[
389]
Twentieth Michigan Infantry.
Christ's Brigade —
Willcox's Division--Ninth Corps.
companies. | killed and died of wounds. | died of disease, accidents, in Prison, &c. | Total Enrollment. |
Officers. | Men. | Total. | Officers. | Men. | Total. |
Field and Staff | 3 | 1 | 4 | 1 | | 1 | 15 |
Company | A | 2 | 8 | 10 | | 16 | 16 | 101 |
| B | | 8 | 8 | | 16 | 16 | 104 |
| C | 1 | 9 | 10 | 1 | 25 | 26 | 114 |
| D | 3 | 16 | 19 | | 14 | 14 | 123 |
| E | 1 | 15 | 16 | | 14 | 14 | 121 |
| F | | 13 | 13 | 1 | 20 | 21 | 109 |
| G | | 12 | 12 | | 15 | 15 | 101 |
| H | 2 | 8 | 10 | | 21 | 21 | 103 |
| I | 1 | 9 | 10 | | 17 | 17 | 101 |
| K | | 12 | 12 | | 17 | 17 | 122 |
Totals | 13 | 111 | 124 | 3 | 175 | 178 | 1,114 |
124 killed == 11.1 per cent.
Total of killed and wounded, 406; died in Confederate prisons (previously included), 28.

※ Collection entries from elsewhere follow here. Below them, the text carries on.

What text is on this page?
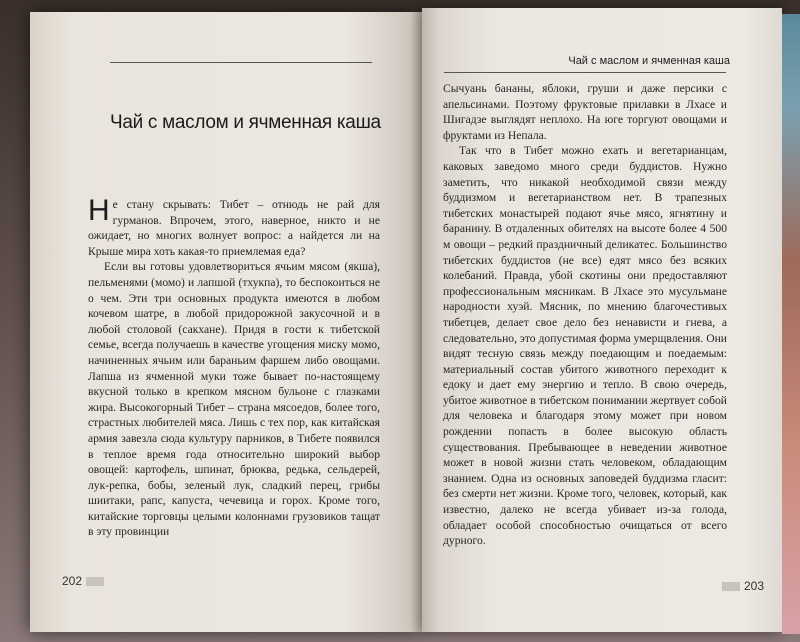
Чай с маслом и ячменная каша
Чай с маслом и ячменная каша

Не стану скрывать: Тибет – отнюдь не рай для гурманов. Впрочем, этого, наверное, никто и не ожидает, но многих волнует вопрос: а найдется ли на Крыше мира хоть какая-то приемлемая еда?

Если вы готовы удовлетвориться ячьим мясом (якша), пельменями (момо) и лапшой (тхукпа), то беспокоиться не о чем. Эти три основных продукта имеются в любом кочевом шатре, в любой придорожной закусочной и в любой столовой (сакхане). Придя в гости к тибетской семье, всегда получаешь в качестве угощения миску момо, начиненных ячьим или бараньим фаршем либо овощами. Лапша из ячменной муки тоже бывает по-настоящему вкусной только в крепком мясном бульоне с глазками жира. Высокогорный Тибет – страна мясоедов, более того, страстных любителей мяса. Лишь с тех пор, как китайская армия завезла сюда культуру парников, в Тибете появился в теплое время года относительно широкий выбор овощей: картофель, шпинат, брюква, редька, сельдерей, лук-репка, бобы, зеленый лук, сладкий перец, грибы шиитаки, рапс, капуста, чечевица и горох. Кроме того, китайские торговцы целыми колоннами грузовиков тащат в эту провинции

Сычуань бананы, яблоки, груши и даже персики с апельсинами. Поэтому фруктовые прилавки в Лхасе и Шигадзе выглядят неплохо. На юге торгуют овощами и фруктами из Непала.

Так что в Тибет можно ехать и вегетарианцам, каковых заведомо много среди буддистов. Нужно заметить, что никакой необходимой связи между буддизмом и вегетарианством нет. В трапезных тибетских монастырей подают ячье мясо, ягнятину и баранину. В отдаленных обителях на высоте более 4 500 м овощи – редкий праздничный деликатес. Большинство тибетских буддистов (не все) едят мясо без всяких колебаний. Правда, убой скотины они предоставляют профессиональным мясникам. В Лхасе это мусульмане народности хуэй. Мясник, по мнению благочестивых тибетцев, делает свое дело без ненависти и гнева, а следовательно, это допустимая форма умерщвления. Они видят тесную связь между поедающим и поедаемым: материальный состав убитого животного переходит к едоку и дает ему энергию и тепло. В свою очередь, убитое животное в тибетском понимании жертвует собой для человека и благодаря этому может при новом рождении попасть в более высокую область существования. Пребывающее в неведении животное может в новой жизни стать человеком, обладающим знанием. Одна из основных заповедей буддизма гласит: без смерти нет жизни. Кроме того, человек, который, как известно, далеко не всегда убивает из-за голода, обладает особой способностью очищаться от всего дурного.

202	203
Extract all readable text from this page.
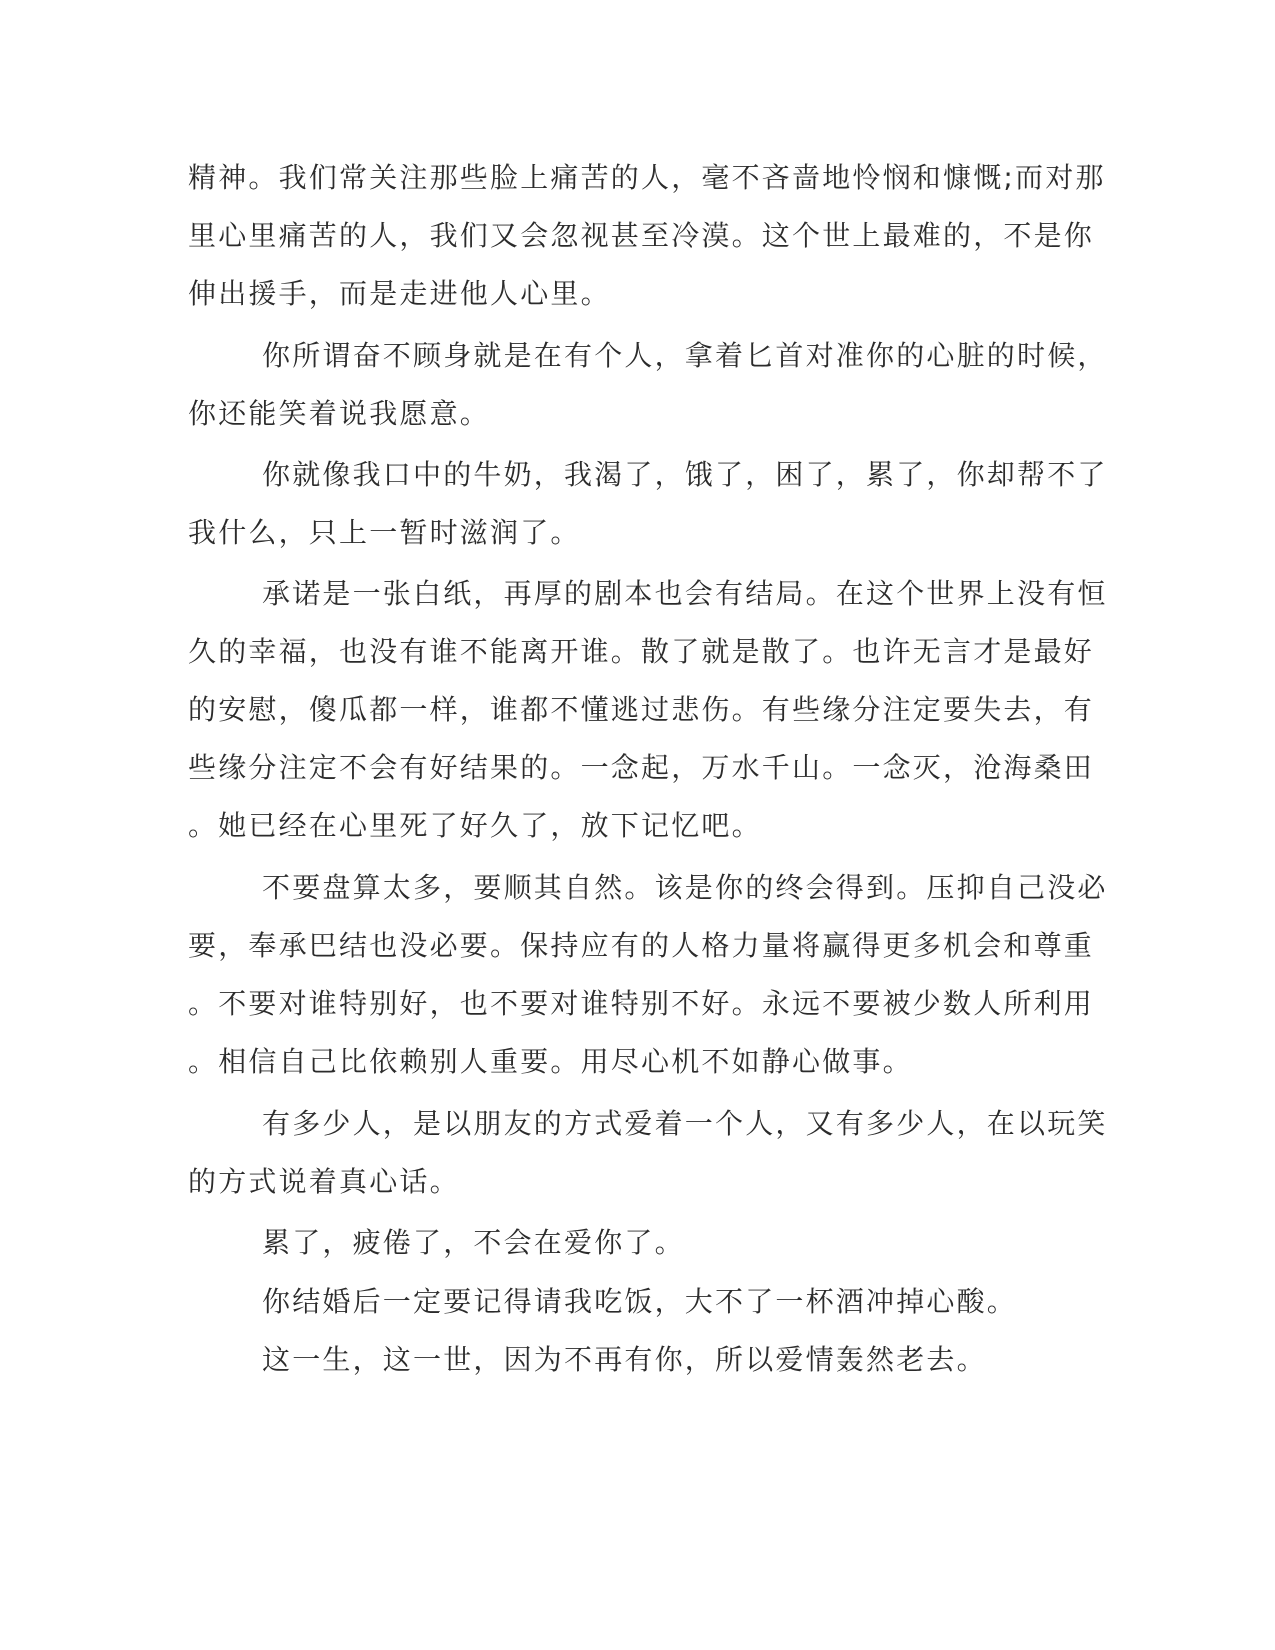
精神。我们常关注那些脸上痛苦的人，毫不吝啬地怜悯和慷慨;而对那
里心里痛苦的人，我们又会忽视甚至冷漠。这个世上最难的，不是你
伸出援手，而是走进他人心里。
你所谓奋不顾身就是在有个人，拿着匕首对准你的心脏的时候，
你还能笑着说我愿意。
你就像我口中的牛奶，我渴了，饿了，困了，累了，你却帮不了
我什么，只上一暂时滋润了。
承诺是一张白纸，再厚的剧本也会有结局。在这个世界上没有恒
久的幸福，也没有谁不能离开谁。散了就是散了。也许无言才是最好
的安慰，傻瓜都一样，谁都不懂逃过悲伤。有些缘分注定要失去，有
些缘分注定不会有好结果的。一念起，万水千山。一念灭，沧海桑田
。她已经在心里死了好久了，放下记忆吧。
不要盘算太多，要顺其自然。该是你的终会得到。压抑自己没必
要，奉承巴结也没必要。保持应有的人格力量将赢得更多机会和尊重
。不要对谁特别好，也不要对谁特别不好。永远不要被少数人所利用
。相信自己比依赖别人重要。用尽心机不如静心做事。
有多少人，是以朋友的方式爱着一个人，又有多少人，在以玩笑
的方式说着真心话。
累了，疲倦了，不会在爱你了。
你结婚后一定要记得请我吃饭，大不了一杯酒冲掉心酸。
这一生，这一世，因为不再有你，所以爱情轰然老去。
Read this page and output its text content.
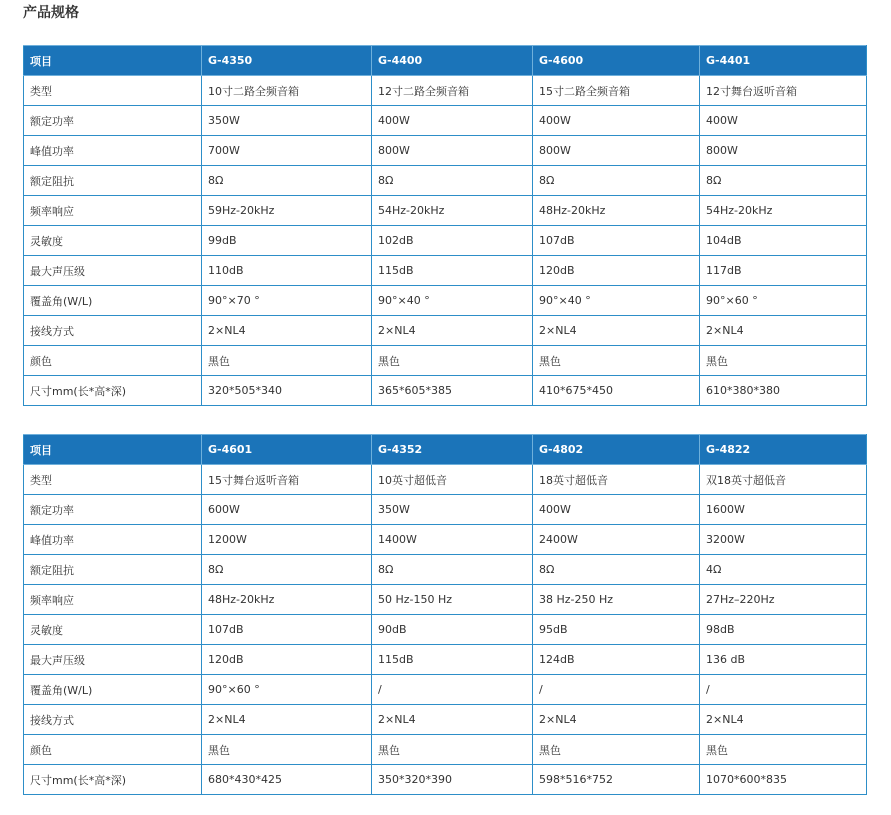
产品规格
项目	G-4350	G-4400	G-4600	G-4401
类型	10寸二路全频音箱	12寸二路全频音箱	15寸二路全频音箱	12寸舞台返听音箱
额定功率	350W	400W	400W	400W
峰值功率	700W	800W	800W	800W
额定阻抗	8Ω	8Ω	8Ω	8Ω
频率响应	59Hz-20kHz	54Hz-20kHz	48Hz-20kHz	54Hz-20kHz
灵敏度	99dB	102dB	107dB	104dB
最大声压级	110dB	115dB	120dB	117dB
覆盖角(W/L)	90°×70 °	90°×40 °	90°×40 °	90°×60 °
接线方式	2×NL4	2×NL4	2×NL4	2×NL4
颜色	黑色	黑色	黑色	黑色
尺寸mm(长*高*深)	320*505*340	365*605*385	410*675*450	610*380*380
项目	G-4601	G-4352	G-4802	G-4822
类型	15寸舞台返听音箱	10英寸超低音	18英寸超低音	双18英寸超低音
额定功率	600W	350W	400W	1600W
峰值功率	1200W	1400W	2400W	3200W
额定阻抗	8Ω	8Ω	8Ω	4Ω
频率响应	48Hz-20kHz	50 Hz-150 Hz	38 Hz-250 Hz	27Hz–220Hz
灵敏度	107dB	90dB	95dB	98dB
最大声压级	120dB	115dB	124dB	136 dB
覆盖角(W/L)	90°×60 °	/	/	/
接线方式	2×NL4	2×NL4	2×NL4	2×NL4
颜色	黑色	黑色	黑色	黑色
尺寸mm(长*高*深)	680*430*425	350*320*390	598*516*752	1070*600*835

battles. | K. & M. W. | battles. | K. & M. W. |
John Morgan's Raid, Ky. | 7 | Bethesda Church, Va. | 11 |
Blue Springs, Tenn. | 1 | Cold Harbor, Va. | 1 |
Campbell's Station, Tenn. | 7 | Petersburg Assault, Va. (1864) | 17 |
Siege of Knoxville, Tenn. | 7 | Petersburg Mine, Va. | 8 |
Wilderness, Va. | 2 | Petersburg Trenches, Va. | 11 |
Spotsylvania, Va. | 43 | Peeble's Farm, Va. | 6 |
North Anna, Va. | 2 | Fort Stedman, Va. | 1 |
Present, also, at
Fredericksburg, Va.;
Vicksburg, Miss.;
Jackson, Miss.; Lenoir Station, Tenn.; Strawberry Plains, Tenn.;
Ny River, Va.; Weldon Railroad, Va.;
Hatcher's Run, Va.; Fall of
Petersburg.
notes,--Recruited in the Third Congressional District.
It left
Jackson, September 1, 1862, and after a short stay at
Alexandria, Va., joined
McClellan's Army at
Sharpsburg, Md., a few days after the
battle of Antietam.
It was placed in the Ninth Corps, with which it marched to
Fredericksburg, where it was under fire, with a slight loss in wounded men. It was then in the First Brigade (
Poe's), First Division (
Burns's). The regiment accompanied the Ninth Corps to
Kentucky, and on May 10th, 1863, had a brisk fight at Horse Shoe Bend,
Ky., on the
Cumberland River, where it was attacked by
General John Morgan, who was then making his famous raid.
The regiment lost 5 killed, 19 wounded, and 5 missing. Its gallant defence, after being summoned to surrender by a vastly superior force, made this fight a notable one among the minor actions of the war. After participating in the
Vicksburg campaign, and then in the fighting in
East Tennessee, during which
Lieutenant-Colonel W. H. Smith, its commanding officer, was killed in the affair at
Campbell's Station, it returned to
Virginia where it took a prominent part in all the battles of the Ninth Corps in 1864-5.
It entered the
Wilderness campaign in the Second Brigade, Third Division (
Willcox's, afterwards the First Division), and at
Spotsylvania, May 12th, was engaged in the hardest fighting of its whole experience.
It lost that day, 17 killed, 108 wounded, and 19 missing; total, 144.
On June 18, 1864, it participated in the assault of the Ninth Corps at
Petersburg, losing half its men,
Major George C. Barnes falling mortally wounded.
After this battle the regiment numbered only 106 muskets.